I’m recouping. She says, to me, it's okay to do nothing. It’s okay. You can relax. You need to have a break. I’ve got files and work.I’ve taken home work every night and weekend for thirty years. I’ve a dozen books to read. I’ve read a thousands of books related to my work, thousands of documentaries and movies related directly to my work. I’m always working. But today I’m reading a book about an English privateer in the 19th century New Orleans harbour. I’ve got a cowboy novel nearby that looks equally appealing. That’s my plan for today’s agenda. Maybe sit outside in the sun, maybe go for a swim in the pool. Maybe ride the Harley for the laundry.
I’ve just read two theological philosophical texts this last two weeks. I’m off to ireland, a conference on autism, so I’ve read a half dozen papers on the subject and am slowly progressing on a new text on neurotransmitters. “I should be ‘finishing’ it but I preferred reading the Kindle version of ‘celtic myths’, enjoyed learning my forebears were the ‘barbarians’ that first invaded Rome. I’ve loved learning about the history of my grandfather’s people. I’ve talked with my brother about his trip to Ireland. He’s reassured me about driving the stick shift I’ll be renting. I’m always learning. Everything new frightens me, then I face it and move on.

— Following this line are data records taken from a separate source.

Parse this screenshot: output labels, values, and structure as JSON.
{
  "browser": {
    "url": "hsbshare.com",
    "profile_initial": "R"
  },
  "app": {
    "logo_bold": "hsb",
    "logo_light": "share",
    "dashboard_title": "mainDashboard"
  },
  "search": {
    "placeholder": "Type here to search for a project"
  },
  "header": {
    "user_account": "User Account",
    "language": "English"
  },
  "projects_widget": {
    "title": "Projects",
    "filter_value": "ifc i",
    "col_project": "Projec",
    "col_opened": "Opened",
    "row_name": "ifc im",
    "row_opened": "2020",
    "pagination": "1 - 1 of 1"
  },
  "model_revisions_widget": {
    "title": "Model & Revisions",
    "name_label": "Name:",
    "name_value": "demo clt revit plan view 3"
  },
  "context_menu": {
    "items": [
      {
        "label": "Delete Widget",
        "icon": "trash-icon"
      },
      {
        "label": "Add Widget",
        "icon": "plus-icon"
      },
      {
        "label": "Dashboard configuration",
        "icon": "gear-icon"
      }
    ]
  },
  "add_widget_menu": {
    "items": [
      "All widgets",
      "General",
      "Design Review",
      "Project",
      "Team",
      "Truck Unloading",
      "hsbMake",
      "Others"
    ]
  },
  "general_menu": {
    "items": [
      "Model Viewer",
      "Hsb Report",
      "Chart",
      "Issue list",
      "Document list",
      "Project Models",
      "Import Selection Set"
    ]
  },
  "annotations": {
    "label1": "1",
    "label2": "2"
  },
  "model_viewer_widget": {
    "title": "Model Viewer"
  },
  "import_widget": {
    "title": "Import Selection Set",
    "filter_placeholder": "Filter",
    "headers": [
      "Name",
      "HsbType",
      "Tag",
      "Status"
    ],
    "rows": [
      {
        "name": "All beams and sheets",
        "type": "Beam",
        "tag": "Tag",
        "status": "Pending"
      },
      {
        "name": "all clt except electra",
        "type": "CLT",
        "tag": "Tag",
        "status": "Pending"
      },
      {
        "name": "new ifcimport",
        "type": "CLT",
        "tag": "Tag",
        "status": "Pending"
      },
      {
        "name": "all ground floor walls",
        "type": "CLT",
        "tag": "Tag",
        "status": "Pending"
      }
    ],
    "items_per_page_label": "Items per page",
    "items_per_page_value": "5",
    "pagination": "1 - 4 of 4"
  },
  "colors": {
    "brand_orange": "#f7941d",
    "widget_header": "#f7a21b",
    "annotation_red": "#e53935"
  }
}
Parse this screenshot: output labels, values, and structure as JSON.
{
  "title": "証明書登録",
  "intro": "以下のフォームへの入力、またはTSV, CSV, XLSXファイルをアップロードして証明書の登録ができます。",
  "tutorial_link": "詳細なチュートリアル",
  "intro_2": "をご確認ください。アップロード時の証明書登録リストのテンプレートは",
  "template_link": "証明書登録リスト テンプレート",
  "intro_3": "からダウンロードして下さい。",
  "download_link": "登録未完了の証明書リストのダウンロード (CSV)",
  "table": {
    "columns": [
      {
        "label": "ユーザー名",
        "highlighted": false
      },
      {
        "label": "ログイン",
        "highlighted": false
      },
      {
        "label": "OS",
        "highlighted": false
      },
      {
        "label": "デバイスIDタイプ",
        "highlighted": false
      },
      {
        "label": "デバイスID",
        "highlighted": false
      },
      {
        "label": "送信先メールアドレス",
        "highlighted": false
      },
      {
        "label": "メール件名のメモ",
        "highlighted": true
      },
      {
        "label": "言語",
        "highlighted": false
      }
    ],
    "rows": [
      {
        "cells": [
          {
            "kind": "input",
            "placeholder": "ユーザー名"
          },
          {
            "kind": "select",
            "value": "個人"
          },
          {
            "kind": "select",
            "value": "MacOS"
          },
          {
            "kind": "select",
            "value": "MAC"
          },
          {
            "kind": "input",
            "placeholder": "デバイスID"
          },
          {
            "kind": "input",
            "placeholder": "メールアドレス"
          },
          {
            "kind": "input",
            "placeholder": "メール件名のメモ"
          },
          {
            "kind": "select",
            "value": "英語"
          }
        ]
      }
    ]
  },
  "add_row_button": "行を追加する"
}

I’m still thinking about bacon.
The young girl just walked past smelling of lilac and bath water. She was happy yesterday when I got her Keens walking shoes at Mountain Equipment Coop. If I could talk to myself as a young man wanting to get laid, I’d tell myself, forget about the poetry, save your money and take the girl to a shoe store and buy her shoes. I wouldn’t tell my younger self about bacon. Somethings are best kept a secret. It takes a life time for a guy to learn about bacon and shoes. Young men are slow. But I think the women like that. The mystery. Listening dreamily to the young guys playing guitar and reciting poems, knowing that if you play your cards right as a girl, you’ll one day get shoes and bacon from a guy with a job who pays his taxes. The dogs left me and followed her into the other room. The dirty dog wants my girl. I think I’d better get in the shower. Then I'll get started on the bacon. She really is hot. I never thought as a young man I’d be thankful to have air conditioning to cool my girl down.